Ships & Quaysides of Ulster – Historic Maritime Photographs
By Robert Anderson and Ian Wilson.

Friar’s Bush Press, Belfast 1990. ISBN 0 946872 32 5

 

Click on image to buy book

DEDICATED to the seafarers of Ulster, past and present, this is a real gem of a book. Although it’s not much larger than an average postcard in size, it contains around a hundred fantastic black and white photographs taken roughly between 1890 – 1940. Each photograph has a title and a brief explanation of the subject matter. There’s also lots of information about Ulster’s maritime heritage and tradition.

 

The excellent introduction explains the importance of the sea to Ulster and gives an overview of the book itself. I liked the way the authors placed our nation’s dependence on the sea in a historical context:

“Ireland is an island on the extreme edge of Europe and sea routes have always connected it with the wider world, whether to bring successive waves of conquerors, to offer a new horizon to emigrants, or simply to handle the permanent needs for import and export.

In whatever century, the great Atlantic tides surge in round the rocky northern coast of Ulster, round the bleak islands of Tory, Innistrahull and Rathlin. Fair Head too, looms dominant today over the seafarer as it has stood over Neolithic man carrying Antrim porcellanite for good axeheads, over Irish monks journeying to sacred Iona, over Viking longships intent on plunder and on down through the generations to the sleek warships and submarines playing cat-and-mouse in twentieth century wars. The coast of Ulster from Carlingford Lough to Donegal Bay is today largely unspoiled and unaltered and a landfall made by a Norse invader bound for ‘Strang fjord’ would have been judged similarly by a Skillen or McClurg of Killyleagh, bringing their schooners into Strangford Lough early in the present century, 1200 years on”.

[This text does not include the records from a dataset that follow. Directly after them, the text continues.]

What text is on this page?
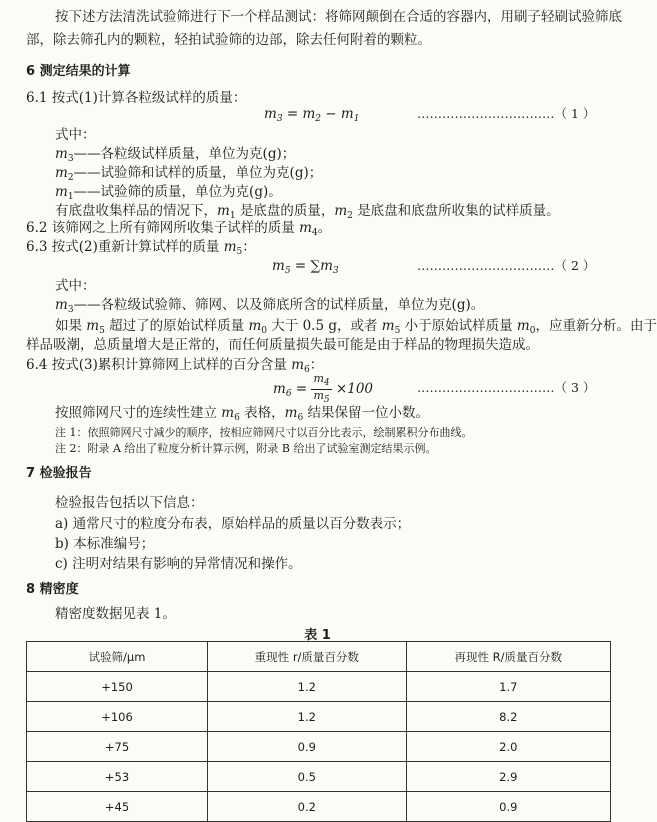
按下述方法清洗试验筛进行下一个样品测试：将筛网颠倒在合适的容器内，用刷子轻刷试验筛底
部，除去筛孔内的颗粒，轻拍试验筛的边部，除去任何附着的颗粒。
6 测定结果的计算
6.1 按式(1)计算各粒级试样的质量：
$m_3 = m_2 - m_1$	……………………………（ 1 ）
式中：
$m_3——$各粒级试样质量，单位为克(g)；
$m_2——$试验筛和试样的质量，单位为克(g)；
$m_1——$试验筛的质量，单位为克(g)。
有底盘收集样品的情况下，$m_1$ 是底盘的质量，$m_2$ 是底盘和底盘所收集的试样质量。
6.2 该筛网之上所有筛网所收集子试样的质量 $m_4$。
6.3 按式(2)重新计算试样的质量 $m_5$：
$m_5 = \sum m_3$	……………………………（ 2 ）
式中：
$m_3——$各粒级试验筛、筛网、以及筛底所含的试样质量，单位为克(g)。
如果 $m_5$ 超过了的原始试样质量 $m_0$ 大于 0.5 g，或者 $m_5$ 小于原始试样质量 $m_0$，应重新分析。由于
样品吸潮，总质量增大是正常的，而任何质量损失最可能是由于样品的物理损失造成。
6.4 按式(3)累积计算筛网上试样的百分含量 $m_6$：
$m_6 = \frac{m_4}{m_5} \times 100$	……………………………（ 3 ）
按照筛网尺寸的连续性建立 $m_6$ 表格，$m_6$ 结果保留一位小数。
注 1：依照筛网尺寸减少的顺序，按相应筛网尺寸以百分比表示，绘制累积分布曲线。
注 2：附录 A 给出了粒度分析计算示例，附录 B 给出了试验室测定结果示例。
7 检验报告
检验报告包括以下信息：
a) 通常尺寸的粒度分布表，原始样品的质量以百分数表示；
b) 本标准编号；
c) 注明对结果有影响的异常情况和操作。
8 精密度
精密度数据见表 1。
表 1
试验筛/μm	重现性 r/质量百分数	再现性 R/质量百分数
+150	1.2	1.7
+106	1.2	8.2
+75	0.9	2.0
+53	0.5	2.9
+45	0.2	0.9
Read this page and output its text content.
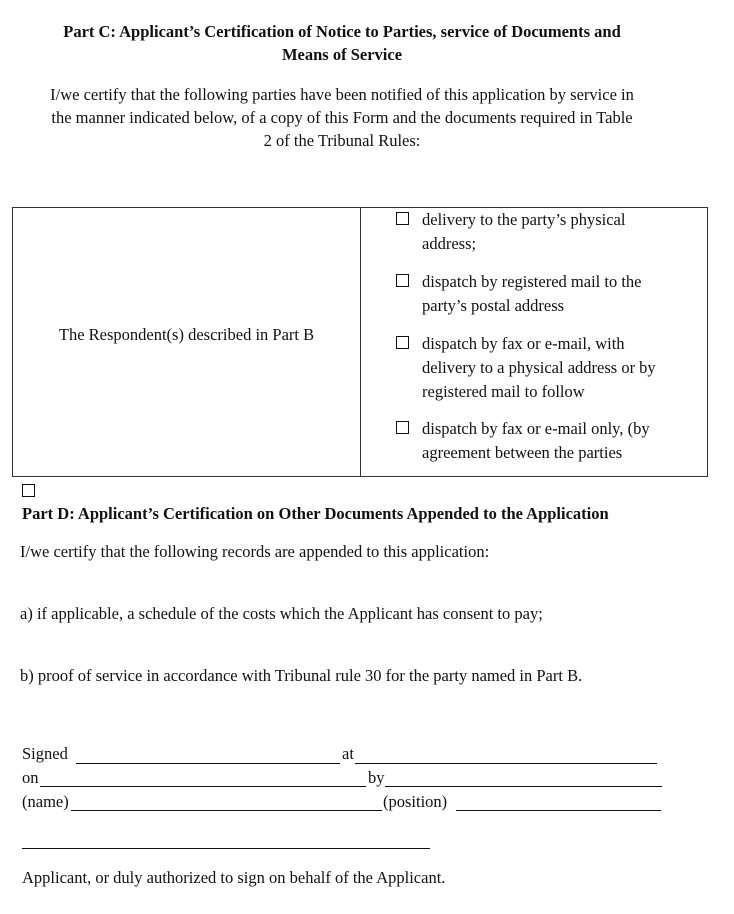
Part C: Applicant’s Certification of Notice to Parties, service of Documents and
Means of Service
I/we certify that the following parties have been notified of this application by service in
the manner indicated below, of a copy of this Form and the documents required in Table
2 of the Tribunal Rules:
The Respondent(s) described in Part B
delivery to the party’s physical
address;
dispatch by registered mail to the
party’s postal address
dispatch by fax or e-mail, with
delivery to a physical address or by
registered mail to follow
dispatch by fax or e-mail only, (by
agreement between the parties
Part D: Applicant’s Certification on Other Documents Appended to the Application
I/we certify that the following records are appended to this application:
a) if applicable, a schedule of the costs which the Applicant has consent to pay;
b) proof of service in accordance with Tribunal rule 30 for the party named in Part B.
Signed	at
on	by
(name)	(position)
Applicant, or duly authorized to sign on behalf of the Applicant.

Each chapter of this book has a small introductory feature, which is then followed by dozens of evocative photographs. For instance, the first chapter is entitled The Major Ports and it looks at Belfast, Larne and Londonderry. There’s a brief overview of these three ports, followed by 15 pages of pictures. All of the pictures are interesting – some are absolutely fascinating. I particularly liked the ones that showed original sailing vessels alongside huge and powerful new steamers. Interestingly, Belfast’s history as a port began in 1637 when a sum of £3000 was paid to Carrickfergus for its maritime rights and customs.

Other chapters include The Minor Ports, The Small Piers, Quays, Wrecks and Events and Ships of Ulster. In The Minor Ports, it’s noted that Carrickfergus has its maritime origins in Norman times. Readers should look out for the brilliant picture of Carrick on page 29. Taken around 1900, Carrickfergus Castle and St Nicholas’ Church (Church of Ireland) dominate the skyline. It’s also interesting to note that the mast of ship appears beyond the harbour wall closest to the shore. Was there an inner harbour at one time?

There are plenty of outstanding photographs throughout the book. Other favourites have to be Naval Visit to Bangor Bay (c 1910) on page 59 – which also shows the Pickie Pool! – that of the Star of Italy on page 74 and one of the Titanic on page 88. For me, there’s something ‘atmospheric’ about these old black and white photographs – a timeless quality that sometimes isn’t evident in colour photos.

I don’t really have any connection to the sea whatsoever, but Ships & Quaysides of Ulster was really captivating. It made me realise that Ulster’s tradition of seafaring is out of all proportion to its size.